Parece dizer que esses líderes, generalizados e plurificados na frase, são
todos de outros países, como Cuba e alguns países pequenos e pobres da África.
Essa "impessoalização" afasta, leva para bem longe do leitor o
sujeito da afirmação. O escritor certamente sabe disso e o efeito que conseguiu
provavelmente foi o desejado. É uma boa política, afinal, sabemos que o povo
não tem memória mesmo, muitos vão, portanto, pensar em Fidel e concordar com o
crítico.
2 – “No fim de seu segundo
mandato, seremos “brancos” ou “negros” antes de sermos brasileiros. Eis aí a
verdadeira mudança promovida pela era Lula; uma bomba social de efeito
retardado que sua passagem pela presidência deixa aos filhos e netos da atual
geração”.
Esse trecho, destacado dentro da
matéria pela própria revista, está no final do texto mas foi colocado em
negrito na primeira folha, ao lado da foto de Lula. A frase passa a ideia de que
a discriminação racial e o preconceito não existiam no país antes da “era
Lula”; é o argumento da omissão, uma meia-verdade que ninguém percebe ser uma
mentira inteira.
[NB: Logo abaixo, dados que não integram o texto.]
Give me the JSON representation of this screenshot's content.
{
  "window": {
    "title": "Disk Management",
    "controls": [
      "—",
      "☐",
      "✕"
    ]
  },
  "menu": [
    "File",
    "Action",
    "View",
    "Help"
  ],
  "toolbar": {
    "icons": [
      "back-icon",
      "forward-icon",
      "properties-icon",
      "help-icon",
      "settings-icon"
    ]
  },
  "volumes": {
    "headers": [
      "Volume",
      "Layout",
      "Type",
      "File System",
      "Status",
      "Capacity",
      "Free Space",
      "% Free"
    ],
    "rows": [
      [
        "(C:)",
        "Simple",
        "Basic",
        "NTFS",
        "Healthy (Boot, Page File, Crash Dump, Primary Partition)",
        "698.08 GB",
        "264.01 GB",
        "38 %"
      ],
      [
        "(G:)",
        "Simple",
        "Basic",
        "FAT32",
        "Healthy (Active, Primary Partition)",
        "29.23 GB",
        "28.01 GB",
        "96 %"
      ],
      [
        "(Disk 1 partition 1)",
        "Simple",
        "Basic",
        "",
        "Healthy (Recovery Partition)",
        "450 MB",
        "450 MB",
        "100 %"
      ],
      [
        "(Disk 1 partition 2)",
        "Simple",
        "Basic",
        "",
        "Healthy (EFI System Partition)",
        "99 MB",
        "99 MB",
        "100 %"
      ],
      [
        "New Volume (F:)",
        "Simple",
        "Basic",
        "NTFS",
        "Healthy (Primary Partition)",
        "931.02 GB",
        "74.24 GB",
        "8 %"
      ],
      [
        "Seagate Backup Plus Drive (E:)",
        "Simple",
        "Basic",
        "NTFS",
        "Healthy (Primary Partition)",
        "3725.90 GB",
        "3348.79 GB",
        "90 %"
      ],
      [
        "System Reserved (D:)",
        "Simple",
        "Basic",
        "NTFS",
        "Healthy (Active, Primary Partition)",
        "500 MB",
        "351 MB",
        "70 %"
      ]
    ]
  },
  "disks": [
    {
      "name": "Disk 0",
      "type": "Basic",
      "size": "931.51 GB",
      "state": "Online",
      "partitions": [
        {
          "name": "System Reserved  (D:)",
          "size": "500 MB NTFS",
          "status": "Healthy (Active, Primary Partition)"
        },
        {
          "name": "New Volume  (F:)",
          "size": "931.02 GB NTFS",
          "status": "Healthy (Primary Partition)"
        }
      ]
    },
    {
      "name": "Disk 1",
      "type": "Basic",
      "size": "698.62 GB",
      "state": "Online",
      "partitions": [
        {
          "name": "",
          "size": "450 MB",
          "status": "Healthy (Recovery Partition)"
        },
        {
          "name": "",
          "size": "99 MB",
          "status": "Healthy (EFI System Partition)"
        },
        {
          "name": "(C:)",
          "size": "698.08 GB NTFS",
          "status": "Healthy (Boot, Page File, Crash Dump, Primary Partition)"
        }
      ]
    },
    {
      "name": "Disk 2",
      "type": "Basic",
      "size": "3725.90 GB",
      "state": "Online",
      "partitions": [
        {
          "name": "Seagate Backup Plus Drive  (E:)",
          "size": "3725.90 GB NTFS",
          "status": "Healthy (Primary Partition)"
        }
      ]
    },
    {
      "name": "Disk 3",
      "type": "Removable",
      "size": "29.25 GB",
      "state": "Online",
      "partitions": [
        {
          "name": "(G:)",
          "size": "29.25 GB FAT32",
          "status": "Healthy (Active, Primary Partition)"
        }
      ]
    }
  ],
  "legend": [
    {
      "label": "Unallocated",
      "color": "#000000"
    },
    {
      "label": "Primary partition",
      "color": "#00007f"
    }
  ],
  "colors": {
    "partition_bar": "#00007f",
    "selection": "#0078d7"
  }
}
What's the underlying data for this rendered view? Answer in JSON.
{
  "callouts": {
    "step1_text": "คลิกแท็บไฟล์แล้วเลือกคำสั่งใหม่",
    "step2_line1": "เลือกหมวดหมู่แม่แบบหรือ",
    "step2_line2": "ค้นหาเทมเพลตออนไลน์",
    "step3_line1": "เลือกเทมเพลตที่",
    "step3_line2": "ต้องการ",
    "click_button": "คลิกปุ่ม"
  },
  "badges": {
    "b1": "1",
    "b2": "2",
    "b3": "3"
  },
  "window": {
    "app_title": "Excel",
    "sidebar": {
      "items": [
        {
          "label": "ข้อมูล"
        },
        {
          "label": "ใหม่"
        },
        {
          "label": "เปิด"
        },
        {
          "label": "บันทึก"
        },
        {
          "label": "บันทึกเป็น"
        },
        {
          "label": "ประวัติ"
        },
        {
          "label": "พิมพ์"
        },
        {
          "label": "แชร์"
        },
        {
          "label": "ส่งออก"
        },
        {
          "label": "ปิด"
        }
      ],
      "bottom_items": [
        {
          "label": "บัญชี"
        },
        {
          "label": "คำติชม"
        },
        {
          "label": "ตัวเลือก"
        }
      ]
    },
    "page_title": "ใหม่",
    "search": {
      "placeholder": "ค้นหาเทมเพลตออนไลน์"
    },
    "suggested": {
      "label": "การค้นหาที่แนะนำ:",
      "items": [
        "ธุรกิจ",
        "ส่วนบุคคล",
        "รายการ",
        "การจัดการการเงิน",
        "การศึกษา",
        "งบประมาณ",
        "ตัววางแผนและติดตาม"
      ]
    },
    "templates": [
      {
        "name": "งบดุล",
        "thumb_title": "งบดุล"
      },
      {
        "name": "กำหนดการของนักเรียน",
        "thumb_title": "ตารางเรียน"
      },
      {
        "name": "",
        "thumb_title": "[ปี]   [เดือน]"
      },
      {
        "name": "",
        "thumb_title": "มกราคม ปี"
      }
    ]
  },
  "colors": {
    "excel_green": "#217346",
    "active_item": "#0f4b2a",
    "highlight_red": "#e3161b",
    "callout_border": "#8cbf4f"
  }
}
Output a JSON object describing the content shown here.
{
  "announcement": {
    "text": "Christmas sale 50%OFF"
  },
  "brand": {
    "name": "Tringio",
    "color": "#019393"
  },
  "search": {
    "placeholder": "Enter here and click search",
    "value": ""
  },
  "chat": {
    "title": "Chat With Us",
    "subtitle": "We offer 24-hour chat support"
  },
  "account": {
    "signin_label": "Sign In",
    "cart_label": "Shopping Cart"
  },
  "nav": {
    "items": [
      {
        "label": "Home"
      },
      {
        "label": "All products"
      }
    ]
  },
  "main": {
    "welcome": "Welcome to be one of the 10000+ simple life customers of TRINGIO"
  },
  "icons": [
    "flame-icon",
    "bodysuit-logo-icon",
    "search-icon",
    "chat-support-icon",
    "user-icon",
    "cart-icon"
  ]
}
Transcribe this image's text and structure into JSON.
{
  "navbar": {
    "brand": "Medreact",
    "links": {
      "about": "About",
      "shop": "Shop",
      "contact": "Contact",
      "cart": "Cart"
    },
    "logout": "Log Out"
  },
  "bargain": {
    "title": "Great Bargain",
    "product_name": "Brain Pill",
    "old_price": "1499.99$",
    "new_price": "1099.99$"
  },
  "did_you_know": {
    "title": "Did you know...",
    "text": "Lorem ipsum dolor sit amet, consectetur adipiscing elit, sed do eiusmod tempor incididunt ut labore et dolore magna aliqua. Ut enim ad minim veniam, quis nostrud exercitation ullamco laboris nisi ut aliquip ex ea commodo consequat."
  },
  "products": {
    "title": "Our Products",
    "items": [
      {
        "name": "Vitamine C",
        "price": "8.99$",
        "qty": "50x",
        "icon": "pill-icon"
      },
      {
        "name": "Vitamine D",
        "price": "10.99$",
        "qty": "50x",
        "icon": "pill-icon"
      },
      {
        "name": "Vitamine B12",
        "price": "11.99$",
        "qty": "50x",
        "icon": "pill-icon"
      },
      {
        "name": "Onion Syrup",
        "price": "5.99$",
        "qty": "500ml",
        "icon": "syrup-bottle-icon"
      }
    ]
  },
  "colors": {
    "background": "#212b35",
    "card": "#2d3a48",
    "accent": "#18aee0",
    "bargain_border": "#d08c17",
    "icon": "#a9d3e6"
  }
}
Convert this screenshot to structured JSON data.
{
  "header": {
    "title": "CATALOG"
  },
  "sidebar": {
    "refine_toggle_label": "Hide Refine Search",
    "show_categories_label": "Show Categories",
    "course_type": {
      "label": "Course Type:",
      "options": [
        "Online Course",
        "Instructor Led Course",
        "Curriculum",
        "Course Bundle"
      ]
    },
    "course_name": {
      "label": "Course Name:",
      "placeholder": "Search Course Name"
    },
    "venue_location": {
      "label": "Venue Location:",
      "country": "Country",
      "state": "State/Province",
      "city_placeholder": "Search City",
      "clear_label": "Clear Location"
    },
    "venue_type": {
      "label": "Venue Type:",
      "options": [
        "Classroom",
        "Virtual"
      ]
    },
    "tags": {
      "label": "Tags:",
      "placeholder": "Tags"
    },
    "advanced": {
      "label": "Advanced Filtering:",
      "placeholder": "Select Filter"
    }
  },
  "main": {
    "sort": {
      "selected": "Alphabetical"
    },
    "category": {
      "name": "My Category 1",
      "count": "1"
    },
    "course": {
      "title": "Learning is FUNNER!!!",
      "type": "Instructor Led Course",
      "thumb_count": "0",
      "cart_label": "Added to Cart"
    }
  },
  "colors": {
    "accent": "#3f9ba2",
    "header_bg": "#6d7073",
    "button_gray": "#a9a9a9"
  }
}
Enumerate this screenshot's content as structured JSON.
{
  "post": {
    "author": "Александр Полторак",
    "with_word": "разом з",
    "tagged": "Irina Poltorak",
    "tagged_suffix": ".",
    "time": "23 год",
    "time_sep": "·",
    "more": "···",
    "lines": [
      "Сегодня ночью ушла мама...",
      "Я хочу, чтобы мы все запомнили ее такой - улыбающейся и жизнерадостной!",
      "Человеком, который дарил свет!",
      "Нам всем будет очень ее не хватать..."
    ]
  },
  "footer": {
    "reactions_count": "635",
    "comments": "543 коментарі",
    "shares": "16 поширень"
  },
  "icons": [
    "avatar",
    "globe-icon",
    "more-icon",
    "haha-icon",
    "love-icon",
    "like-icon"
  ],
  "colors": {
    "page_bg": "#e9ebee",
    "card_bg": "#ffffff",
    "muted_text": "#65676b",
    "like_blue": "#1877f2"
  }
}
Nesse país sempre fomos brancos ou negros, ricos ou pobres,
antes de sermos brasileiros, não há mudança tão grande assim e, com toda
certeza, não devemos esse “progresso” ao governo Lula.
O trecho na verdade reflete o que
é provavelmente a opinião do articulista, contrária ao sistema de cotas nas
universidades (só lá no final, quando encontra o contexto de onde foi tirada a
frase, o leitor percebe que também podem estar incluídos no argumento as
reservas de vagas no mercado de trabalho, os números de aprovados nos
concursos, etc). Esse é um assunto polêmico que tem dividido inclusive a opinião
dos próprios negros que são, como querem os contrários às cotas, “injustamente”
favorecidos.
A argumentação desses opositores
é sempre baseada na ideia que parece politicamente correta de que as cotas
gerariam uma visão ainda mais preconceituosa, ou um “preconceito ao contrário”.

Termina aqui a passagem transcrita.